To access the general configuration page, login as an administrator. Under the "Administration" menu, select "Configuration". You can set the following items on the general configuration page:

  • System Name: When the application displays messages or sends e-mails to users, it will refer to itself using this name.
  • Inactive Account Expiration: How many days it takes for an inactive account to expire
  • Session Timeout: How many minutes of inactivty are allowed before a user is automatically logged out.
  • Authentication Method: OpenFISMA can authenticate against an Active Directory (LDAP) or using its built-in database authentication module.
  • Rules Of Behavior Period: How often users need to review the Rules of Behavior. OpenFISMA will require users to read and accept the ROB periodically. This process is logged so that subsequent audits can determine when a particular user last accepted the ROB.
  • Warning Banner: The system use notification which is displayed on the login screen.
  • Rules of Behavior: The text of the Rules of Behavior.
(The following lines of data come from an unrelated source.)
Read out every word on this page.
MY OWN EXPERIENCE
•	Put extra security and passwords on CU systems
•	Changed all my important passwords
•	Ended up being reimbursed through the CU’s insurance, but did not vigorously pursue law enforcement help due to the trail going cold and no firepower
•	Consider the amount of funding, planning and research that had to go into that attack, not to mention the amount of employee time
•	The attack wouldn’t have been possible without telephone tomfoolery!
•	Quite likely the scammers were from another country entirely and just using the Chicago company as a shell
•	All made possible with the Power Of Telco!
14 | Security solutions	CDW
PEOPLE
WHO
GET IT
OpenFISMA will periodically require users to read and accept the ROB periodically. This process is logged so that subsequent audits can determine when a particular user last accepted the ROB.
  • Privacy Policy: The text of the privacy policy. OpenFISMA makes the privacy policy available to all users as a link in the footer of each page.
  • Technical Contact Information: The name, phone number, and e-mail address of the technical contact for your OpenFISMA implementation. When an error occurs, OpenFISMA will display this information to the user in order to help them get support from their administrator.
  • Notification Policies: Parameters for how e-mail notifications are sent to users.
  • Password Policies: OpenFISMA has a rich set of configurable password policies. You can specify parameters such as required password complexity, account lockout policies, and password expiration policies.

Administration Menu

Under the Administration menu, you can also create and modify the following data:

  • Finding Sources
  • Networks
  • Products
  • Roles
  • Organization
  • Systems
  • Users

See the Terminology page for details on what these items mean.